Par un mémoire en défense enregistré le 5 décembre 2024, la métropole de Lyon, représentée par Me Prouvez, conclut au rejet de la requête.
La métropole de Lyon fait valoir que :
— la décision de suspension du 3 février 2023 n’ayant pas fait l’objet d’un recours contentieux, elle est devenue définitive ;
— cette décision ne constitue pas une sanction déguisée et n’est pas en lien avec l’article de presse auquel se réfère M. C ;
— cette décision se fonde sur des faits parfaitement vraisemblables et ne constitue pas une charge anormale ;
— le requérant ne démontre pas la réalité d’un préjudice indemnisable ;
— il a bénéficié du maintien du versement de la totalité de son régime indemnitaire, et n’avait pas droit à une rémunération au titre des astreintes et des heures supplémentaires en application de la règle du service fait ;
— le montant du prêt à la consommation dont se prévaut le requérant dépasse largement la partie de sa rémunération dont il prétend avoir été privé ;
— les difficultés de remboursement de son emprunt et de règlement de la taxe foncière datent de la fin d’année 2023 et non de la période de suspension ;
— la notification de la décision de suspension par voie d’huissier ne saurait être à l’origine d’un préjudice moral.
La clôture de l’instruction a été fixée au 10 janvier 2025 par une ordonnance du 5 décembre 2024.

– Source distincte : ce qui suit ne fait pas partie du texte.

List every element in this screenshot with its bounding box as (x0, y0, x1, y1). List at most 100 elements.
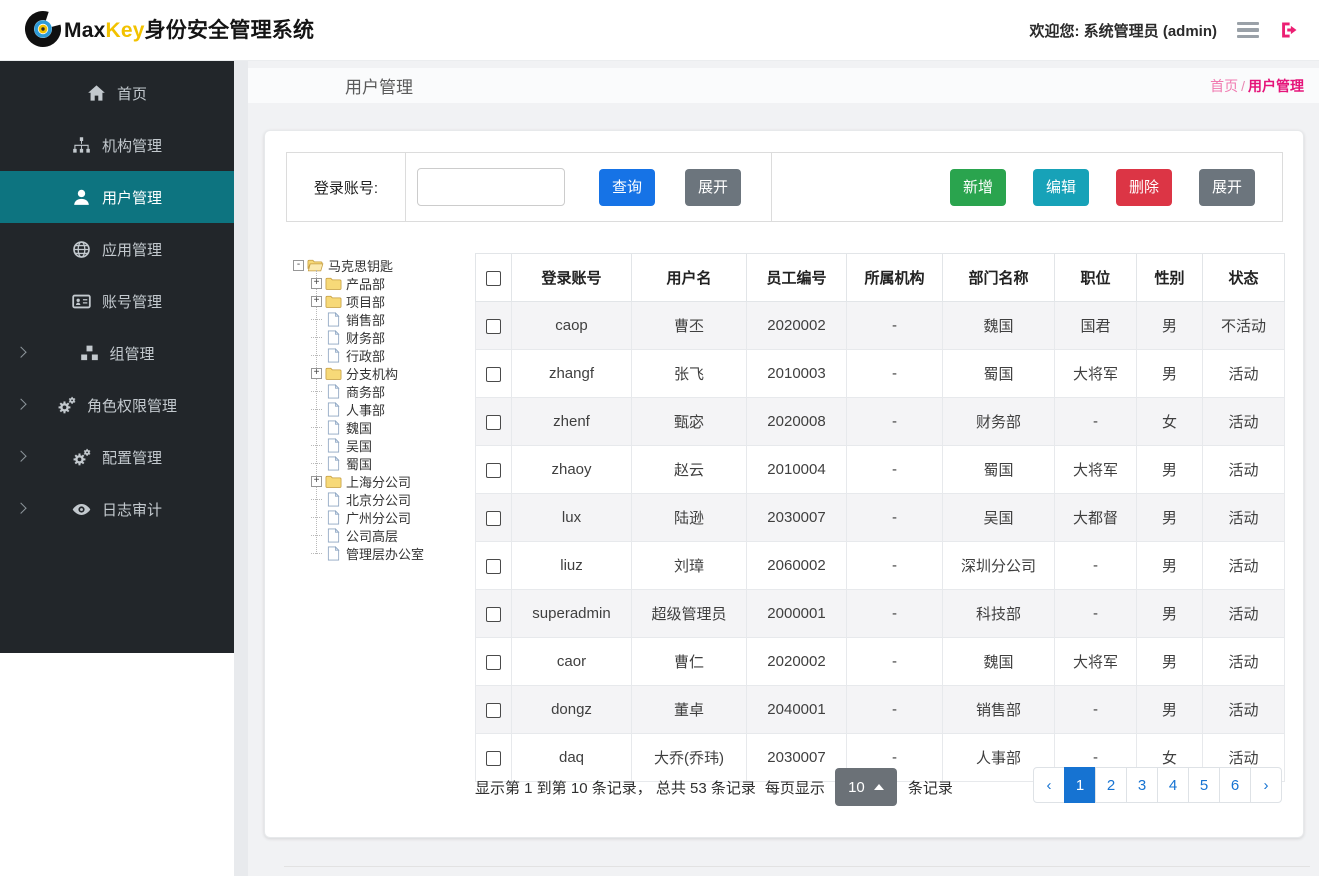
sidebar-item-role[interactable]: 角色权限管理 (0, 379, 234, 431)
tree-node[interactable]: - 马克思钥匙 (293, 256, 473, 274)
search-expand-button[interactable]: 展开 (685, 168, 742, 206)
user-icon (72, 187, 92, 207)
page-6-button[interactable]: 6 (1219, 767, 1251, 803)
cell: - (846, 541, 943, 590)
sidebar-item-group[interactable]: 组管理 (0, 327, 234, 379)
tree-node[interactable]: 人事部 (293, 400, 473, 418)
breadcrumb-separator: / (1241, 77, 1245, 94)
tree-node[interactable]: 商务部 (293, 382, 473, 400)
cell: lux (511, 493, 632, 542)
page-2-button[interactable]: 2 (1095, 767, 1127, 803)
brand-logo[interactable]: MaxKey身份安全管理系统 (24, 10, 314, 48)
chevron-right-icon (15, 450, 27, 462)
edit-button[interactable]: 编辑 (1032, 168, 1089, 206)
row-checkbox[interactable] (486, 366, 501, 382)
row-checkbox[interactable] (486, 510, 501, 526)
page-prev-button[interactable]: ‹ (1033, 767, 1065, 803)
page-1-button[interactable]: 1 (1064, 767, 1096, 803)
tree-expand-icon[interactable]: + (311, 475, 322, 487)
toolbar-expand-button[interactable]: 展开 (1198, 168, 1255, 206)
row-select-cell (475, 637, 512, 686)
row-checkbox[interactable] (486, 750, 501, 766)
tree-node-label: 公司高层 (346, 528, 399, 544)
tree-node[interactable]: 魏国 (293, 418, 473, 436)
row-checkbox[interactable] (486, 462, 501, 478)
table-row[interactable]: caor 曹仁 2020002- 魏国 大将军男活动 (475, 637, 1285, 686)
table-row[interactable]: superadmin 超级管理员 2000001- 科技部 - 男活动 (475, 589, 1285, 638)
sidebar-item-config[interactable]: 配置管理 (0, 431, 234, 483)
table-row[interactable]: zhangf 张飞 2010003- 蜀国 大将军男活动 (475, 349, 1285, 398)
row-checkbox[interactable] (486, 558, 501, 574)
page-4-button[interactable]: 4 (1157, 767, 1189, 803)
cell: superadmin (511, 589, 632, 638)
page-next-button[interactable]: › (1250, 767, 1282, 803)
maxkey-logo-icon (24, 10, 62, 48)
login-account-input[interactable] (417, 168, 565, 206)
sidebar-item-user[interactable]: 用户管理 (0, 171, 234, 223)
tree-node[interactable]: 销售部 (293, 310, 473, 328)
page-size-dropdown[interactable]: 10 (834, 768, 897, 806)
table-row[interactable]: liuz 刘璋 2060002- 深圳分公司 - 男活动 (475, 541, 1285, 590)
table-row[interactable]: zhenf 甄宓 2020008- 财务部 - 女活动 (475, 397, 1285, 446)
top-header: MaxKey身份安全管理系统 欢迎您: 系统管理员 (admin) (0, 0, 1319, 61)
table-row[interactable]: dongz 董卓 2040001- 销售部 - 男活动 (475, 685, 1285, 734)
pagination-info: 显示第 1 到第 10 条记录， 总共 53 条记录 每页显示 10 条记录 (475, 767, 953, 807)
tree-node[interactable]: 广州分公司 (293, 508, 473, 526)
row-select-cell (475, 397, 512, 446)
cell: - (846, 637, 943, 686)
row-checkbox[interactable] (486, 318, 501, 334)
file-icon (325, 419, 342, 435)
tree-node[interactable]: + 上海分公司 (293, 472, 473, 490)
tree-collapse-icon[interactable]: - (293, 259, 304, 271)
table-row[interactable]: zhaoy 赵云 2010004- 蜀国 大将军男活动 (475, 445, 1285, 494)
folder-icon (325, 474, 342, 489)
delete-button[interactable]: 删除 (1115, 168, 1172, 206)
page-3-button[interactable]: 3 (1126, 767, 1158, 803)
records-summary: 显示第 1 到第 10 条记录， 总共 53 条记录 (475, 779, 756, 797)
cell: 董卓 (631, 685, 747, 734)
breadcrumb: 首页 / 用户管理 (1210, 76, 1304, 96)
column-header: 登录账号 (511, 253, 632, 302)
tree-expand-icon[interactable]: + (311, 295, 322, 307)
logout-icon[interactable] (1279, 20, 1299, 40)
cell: - (846, 445, 943, 494)
row-checkbox[interactable] (486, 606, 501, 622)
page-5-button[interactable]: 5 (1188, 767, 1220, 803)
row-checkbox[interactable] (486, 702, 501, 718)
tree-node[interactable]: 行政部 (293, 346, 473, 364)
tree-expand-icon[interactable]: + (311, 367, 322, 379)
tree-node[interactable]: 公司高层 (293, 526, 473, 544)
brand-title: MaxKey身份安全管理系统 (64, 19, 315, 42)
select-all-checkbox[interactable] (486, 270, 501, 286)
row-checkbox[interactable] (486, 654, 501, 670)
menu-icon[interactable] (1237, 18, 1259, 43)
footer-divider (284, 866, 1310, 867)
cell: 蜀国 (942, 445, 1055, 494)
cell: caop (511, 301, 632, 350)
cell: 男 (1136, 493, 1203, 542)
sidebar-item-audit[interactable]: 日志审计 (0, 483, 234, 535)
tree-node[interactable]: + 项目部 (293, 292, 473, 310)
cell: 大都督 (1054, 493, 1137, 542)
sidebar-item-org[interactable]: 机构管理 (0, 119, 234, 171)
tree-node[interactable]: + 分支机构 (293, 364, 473, 382)
tree-node[interactable]: 吴国 (293, 436, 473, 454)
sidebar-item-home[interactable]: 首页 (0, 67, 234, 119)
sidebar-item-account[interactable]: 账号管理 (0, 275, 234, 327)
tree-node[interactable]: 财务部 (293, 328, 473, 346)
row-checkbox[interactable] (486, 414, 501, 430)
sidebar-item-label: 日志审计 (101, 501, 162, 519)
tree-node[interactable]: 管理层办公室 (293, 544, 473, 562)
cell: 2020002 (746, 637, 847, 686)
tree-node[interactable]: 蜀国 (293, 454, 473, 472)
table-row[interactable]: caop 曹丕 2020002- 魏国 国君男不活动 (475, 301, 1285, 350)
tree-node[interactable]: + 产品部 (293, 274, 473, 292)
sidebar-item-app[interactable]: 应用管理 (0, 223, 234, 275)
tree-expand-icon[interactable]: + (311, 277, 322, 289)
tree-node[interactable]: 北京分公司 (293, 490, 473, 508)
query-button[interactable]: 查询 (599, 168, 656, 206)
add-button[interactable]: 新增 (949, 168, 1006, 206)
gears-icon (57, 395, 77, 415)
breadcrumb-home-link[interactable]: 首页 (1210, 78, 1238, 94)
table-row[interactable]: lux 陆逊 2030007- 吴国 大都督男活动 (475, 493, 1285, 542)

Vu les autres pièces du dossier ;
Vu :
— le code général de la fonction publique ;
— le code de justice administrative.
Les parties ayant été régulièrement averties du jour de l’audience ;
Après avoir entendu, au cours de l’audience publique :
— le rapport de Mme Pouyet,
— les conclusions de Mme Fullana Thevenet, rapporteure publique,
— et les observations de Me Bracq, représentant M. C, et de Me Litzler, représentant la métropole de Lyon.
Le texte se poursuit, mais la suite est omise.